On Sequential Fault-Intolerant Process Planning
This addresses a reward structure critical for applications like drug discovery and security, though it is incremental as it builds on existing multi-armed bandit methods.
The paper tackles the Sequential Fault-Intolerant Process Planning (SFIPP) problem, where success requires all stages to succeed, and develops provably tight online algorithms for deterministic and probabilistic action outcomes, with empirical results showing specialized algorithms outperform general ones.

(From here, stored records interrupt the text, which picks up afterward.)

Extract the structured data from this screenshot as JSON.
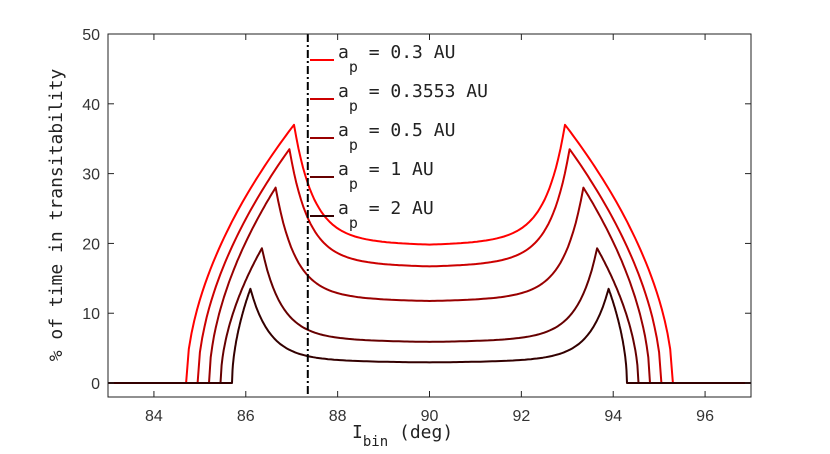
{
  "chart_data": {
    "type": "line",
    "xlabel": {
      "main": "I",
      "sub": "bin",
      "suffix": " (deg)"
    },
    "ylabel": "% of time in transitability",
    "xlim": [
      83,
      97
    ],
    "ylim": [
      -2,
      50
    ],
    "x_ticks": [
      84,
      86,
      88,
      90,
      92,
      94,
      96
    ],
    "y_ticks": [
      0,
      10,
      20,
      30,
      40,
      50
    ],
    "grid": false,
    "legend_position": "top-center",
    "vertical_line": {
      "x": 87.35,
      "style": "dash-dot",
      "color": "#000000"
    },
    "series": [
      {
        "name": "0.3 AU",
        "legend": {
          "main": "a",
          "sub": "p",
          "rest": " = 0.3 AU"
        },
        "color": "#ff0000",
        "edge_x": 84.7,
        "peak_x": 87.05,
        "peak": 37.0,
        "center": 19.6
      },
      {
        "name": "0.3553 AU",
        "legend": {
          "main": "a",
          "sub": "p",
          "rest": " = 0.3553 AU"
        },
        "color": "#cc0000",
        "edge_x": 84.95,
        "peak_x": 86.95,
        "peak": 33.5,
        "center": 16.5
      },
      {
        "name": "0.5 AU",
        "legend": {
          "main": "a",
          "sub": "p",
          "rest": " = 0.5 AU"
        },
        "color": "#990000",
        "edge_x": 85.2,
        "peak_x": 86.65,
        "peak": 28.0,
        "center": 11.6
      },
      {
        "name": "1 AU",
        "legend": {
          "main": "a",
          "sub": "p",
          "rest": " = 1 AU"
        },
        "color": "#660000",
        "edge_x": 85.45,
        "peak_x": 86.35,
        "peak": 19.3,
        "center": 5.8
      },
      {
        "name": "2 AU",
        "legend": {
          "main": "a",
          "sub": "p",
          "rest": " = 2 AU"
        },
        "color": "#330000",
        "edge_x": 85.7,
        "peak_x": 86.1,
        "peak": 13.5,
        "center": 2.9
      }
    ]
  }
}
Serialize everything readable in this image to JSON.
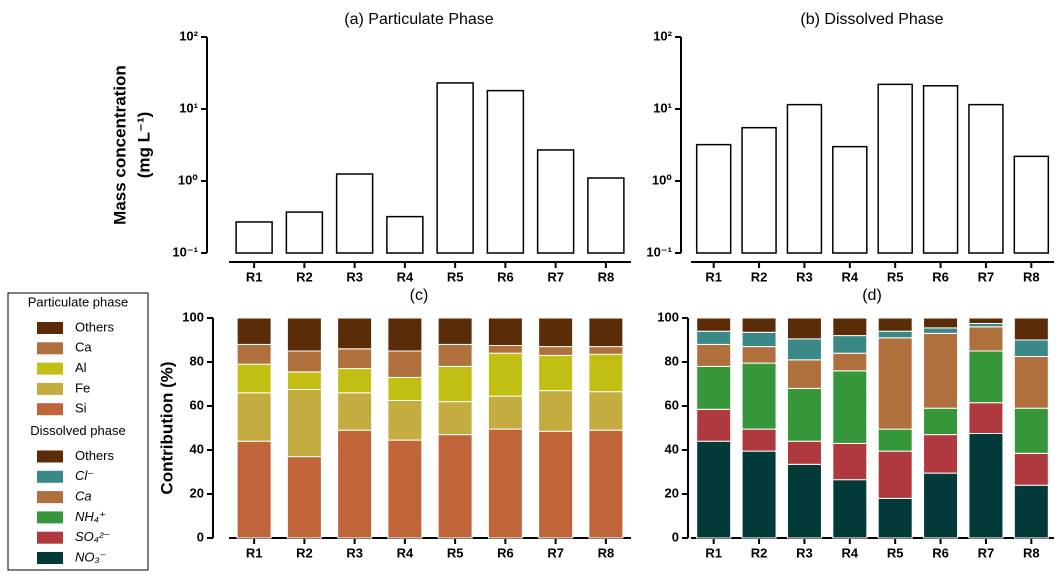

We propose and study a planning problem we call Sequential Fault-Intolerant Process Planning (SFIPP). SFIPP captures a reward structure common in many sequential multi-stage decision problems where the planning is deemed successful only if all stages succeed. Such reward structures are different from classic additive reward structures and arise in important applications such as drug/material discovery, security, and quality-critical product design. We design provably tight online algorithms for settings in which we need to pick between different actions with unknown success chances at each stage. We do so both for the foundational case in which the behavior of actions is deterministic, and the case of probabilistic action outcomes, where we effectively balance exploration for learning and exploitation for planning through the usage of multi-armed bandit algorithms. In our empirical evaluations, we demonstrate that the specialized algorithms we develop, which leverage additional information about the structure of the SFIPP instance, outperform our more general algorithm.